Over the past month I have accompanied my father to two church graveyards. On the first occasion he wanted to visit the grave of paternal great grandparents who had died in the middle of the nineteenth century. The headstone is made of Welsh slate and originally rested on four squat stone legs. The two at the front of the grave have been removed or disintegrated with the result that the stone now lies at a slight angle. The term for this style of headstone is I think, "table."
Neither great grandparent lived to a great age passing away when aged thirty seven years and forty two years respectively. Their daughter and only child Anne, (my father's grandmother) and who was born in 1842 was made a ward of court and was subsequently brought up by a distant relative who resided in the vicinity of Ballyshannon, Co Donegal. Family history would have it that her guardian somehow managed to get her funds mixed up with his funds but that any unpleasantness was resolved by a house being built for her and her husband.

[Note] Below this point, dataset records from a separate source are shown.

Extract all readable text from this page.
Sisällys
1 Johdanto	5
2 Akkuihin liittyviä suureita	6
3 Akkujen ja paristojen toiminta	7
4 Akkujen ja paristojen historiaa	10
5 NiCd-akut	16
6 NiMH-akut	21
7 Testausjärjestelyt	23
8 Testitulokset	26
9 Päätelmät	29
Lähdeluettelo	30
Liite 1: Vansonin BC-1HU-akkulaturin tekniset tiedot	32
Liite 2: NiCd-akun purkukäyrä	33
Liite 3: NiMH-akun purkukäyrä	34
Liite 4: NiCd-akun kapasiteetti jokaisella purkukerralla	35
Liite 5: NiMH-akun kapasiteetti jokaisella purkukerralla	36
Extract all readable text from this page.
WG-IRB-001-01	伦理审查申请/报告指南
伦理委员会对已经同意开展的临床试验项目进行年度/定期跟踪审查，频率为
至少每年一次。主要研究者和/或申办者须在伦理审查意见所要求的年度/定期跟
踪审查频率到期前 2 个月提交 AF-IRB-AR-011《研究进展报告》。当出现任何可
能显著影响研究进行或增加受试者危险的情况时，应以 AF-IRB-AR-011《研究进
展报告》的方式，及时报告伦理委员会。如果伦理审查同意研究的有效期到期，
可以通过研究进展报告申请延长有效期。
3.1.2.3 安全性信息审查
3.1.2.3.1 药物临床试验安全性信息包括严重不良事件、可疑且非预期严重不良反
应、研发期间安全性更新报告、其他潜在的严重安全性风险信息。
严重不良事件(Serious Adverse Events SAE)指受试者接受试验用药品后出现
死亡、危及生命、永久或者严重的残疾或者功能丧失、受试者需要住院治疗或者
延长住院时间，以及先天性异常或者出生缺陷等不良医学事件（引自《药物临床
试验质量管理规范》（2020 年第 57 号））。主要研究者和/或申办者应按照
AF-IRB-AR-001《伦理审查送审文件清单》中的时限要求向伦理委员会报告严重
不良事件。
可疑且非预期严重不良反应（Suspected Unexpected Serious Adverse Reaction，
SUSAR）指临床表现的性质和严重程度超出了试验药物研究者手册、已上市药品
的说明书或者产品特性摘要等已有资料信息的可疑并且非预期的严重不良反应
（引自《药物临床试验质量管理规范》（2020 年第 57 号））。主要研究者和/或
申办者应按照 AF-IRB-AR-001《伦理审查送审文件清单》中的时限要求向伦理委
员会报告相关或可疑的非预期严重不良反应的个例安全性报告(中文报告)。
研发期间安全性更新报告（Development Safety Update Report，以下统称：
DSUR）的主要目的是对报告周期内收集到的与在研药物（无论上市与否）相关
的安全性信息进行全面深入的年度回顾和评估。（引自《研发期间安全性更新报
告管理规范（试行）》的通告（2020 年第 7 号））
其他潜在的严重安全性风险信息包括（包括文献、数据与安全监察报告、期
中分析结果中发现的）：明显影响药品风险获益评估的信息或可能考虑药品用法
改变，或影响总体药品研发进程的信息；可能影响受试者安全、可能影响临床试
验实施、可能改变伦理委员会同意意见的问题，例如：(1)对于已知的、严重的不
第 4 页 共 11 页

Our second cemetery outing was to St Columb's Parish Church, Moville, (Moville Lower).This time my father wished to visit the grave of a youth by the name of Jack Bennett who had died on 1st August 1941 aged fifteen as the result of a swimming accident. His father William Bennett was the local chemist. My father had attended the funeral almost seventy six years ago. He and Jack were both pupils at Foyle, Jack a boarder and my father, two years his junior, a day boy.